Notable Horizontal AI tools, such as ChatGPT and Github’s Copilot, have been widely adopted, with 96% of our White Star Capital’s portfolio already leveraging these technologies. Will we see the same market penetration as Vertical AI tools come to market?

As part of our research, we surveyed our 90+ portfolio to understand the opportunities, risks, and challenges for companies building Vertical AI solutions. The results of that survey are included throughout this deep dive.

What is Vertical AI?

While Horizontal AI excels in versatility, Vertical AI leverages deep, industry-specific knowledge to offer precise, tailored functionalities that address distinct challenges.

However, while Vertical AI’s precision holds great promise, its success hinges on solving clear, specific problems. Otherwise, implementing AI just for the sake of it, whether vertical or horizontal, can result in low engagement and underwhelming outcomes, a challenge many companies face today.
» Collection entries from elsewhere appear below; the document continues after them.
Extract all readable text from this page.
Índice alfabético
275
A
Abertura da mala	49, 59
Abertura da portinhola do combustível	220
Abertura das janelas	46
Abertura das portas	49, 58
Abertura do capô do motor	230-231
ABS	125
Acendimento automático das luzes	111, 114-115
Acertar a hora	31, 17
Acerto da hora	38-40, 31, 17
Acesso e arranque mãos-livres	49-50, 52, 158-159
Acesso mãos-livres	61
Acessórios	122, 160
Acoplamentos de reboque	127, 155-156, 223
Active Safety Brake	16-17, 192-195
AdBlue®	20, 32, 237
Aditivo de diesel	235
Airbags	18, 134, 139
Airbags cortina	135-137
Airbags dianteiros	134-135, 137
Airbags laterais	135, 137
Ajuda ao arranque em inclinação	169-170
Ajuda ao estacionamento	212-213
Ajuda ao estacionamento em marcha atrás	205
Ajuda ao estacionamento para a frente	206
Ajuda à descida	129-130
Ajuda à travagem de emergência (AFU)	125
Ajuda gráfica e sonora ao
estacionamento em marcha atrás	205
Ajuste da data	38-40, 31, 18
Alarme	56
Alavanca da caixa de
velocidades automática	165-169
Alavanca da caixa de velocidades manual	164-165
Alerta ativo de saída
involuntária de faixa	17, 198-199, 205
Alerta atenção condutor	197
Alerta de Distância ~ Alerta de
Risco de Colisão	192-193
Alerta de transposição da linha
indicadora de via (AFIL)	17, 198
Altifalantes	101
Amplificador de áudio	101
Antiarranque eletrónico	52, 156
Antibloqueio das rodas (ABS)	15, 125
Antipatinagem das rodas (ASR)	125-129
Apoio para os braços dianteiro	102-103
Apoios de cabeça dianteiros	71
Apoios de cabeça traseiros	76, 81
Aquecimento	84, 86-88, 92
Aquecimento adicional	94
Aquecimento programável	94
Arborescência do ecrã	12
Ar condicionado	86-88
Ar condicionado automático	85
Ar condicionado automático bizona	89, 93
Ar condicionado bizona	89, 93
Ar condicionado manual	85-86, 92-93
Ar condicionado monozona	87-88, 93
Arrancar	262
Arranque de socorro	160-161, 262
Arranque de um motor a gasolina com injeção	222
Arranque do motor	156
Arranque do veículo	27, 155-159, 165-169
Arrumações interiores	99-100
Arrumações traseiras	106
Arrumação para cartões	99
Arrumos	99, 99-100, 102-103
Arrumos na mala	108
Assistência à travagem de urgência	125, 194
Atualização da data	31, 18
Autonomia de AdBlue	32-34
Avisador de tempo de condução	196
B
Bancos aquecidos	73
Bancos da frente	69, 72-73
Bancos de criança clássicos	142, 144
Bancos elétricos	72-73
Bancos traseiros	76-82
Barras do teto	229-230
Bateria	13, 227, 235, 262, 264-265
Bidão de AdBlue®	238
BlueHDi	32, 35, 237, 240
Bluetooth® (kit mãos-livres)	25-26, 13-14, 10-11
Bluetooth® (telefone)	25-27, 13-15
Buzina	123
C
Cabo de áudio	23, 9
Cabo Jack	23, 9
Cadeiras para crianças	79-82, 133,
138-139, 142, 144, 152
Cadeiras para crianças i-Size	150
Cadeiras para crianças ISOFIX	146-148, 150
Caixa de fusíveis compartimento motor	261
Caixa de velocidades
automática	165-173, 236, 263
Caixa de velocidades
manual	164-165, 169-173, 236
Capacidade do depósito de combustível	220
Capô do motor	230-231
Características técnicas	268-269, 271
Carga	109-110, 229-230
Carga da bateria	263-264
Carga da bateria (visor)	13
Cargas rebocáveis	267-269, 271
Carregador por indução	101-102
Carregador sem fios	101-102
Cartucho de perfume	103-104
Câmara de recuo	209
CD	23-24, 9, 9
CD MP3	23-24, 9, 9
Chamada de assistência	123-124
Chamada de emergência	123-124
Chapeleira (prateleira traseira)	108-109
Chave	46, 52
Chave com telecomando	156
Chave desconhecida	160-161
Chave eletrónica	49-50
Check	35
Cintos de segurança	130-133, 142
For example, customer service is a prime area for the adoption of vertical AI applications, lending itself to natural language processing and the pattern of automation of low-value work — 52% of portfolio companies surveyed have integrated AI tools for customer service.

The success of these models is dependent on the proprietary industry-specific data, as well as publicly available data, required to train them. An AI chatbot is only as effective as the quality of its training data. In customer service, high-quality data ensures accurate, relevant, and appropriate responses, enhancing customer satisfaction, increasing the product’s value, and strengthening brand loyalty.

The release of GPT-4 in March 2023 was a breakthrough with its enhanced accuracy and safeguards against hallucinations. But, it wasn’t ready for customer service “out of the box”.

Many companies are now building their own AI tools, and exploiting their datasets, to create tailored solutions that address specific industry challenges at scale (69% of our portfolio companies have built their own AI tools).

While building AI tools requires significant expertise and resources (successful AI applications rely on deep domain knowledge), the potential payoff is huge.

The Vertical AI advantage: why domain-specific models outperform horizontal approaches

The early days of AI were dominated by a ’horizontal’ strategy, with companies like Google, Amazon, IBM, and Microsoft creating broad AI solutions for various tasks. These Machine Learning as a Service (MLaaS) tools are like Swiss Army knives: versatile and capable of handling multiple tasks but not optimised for any specific one. They often act more as features than standalone products, easily integrated into existing platforms.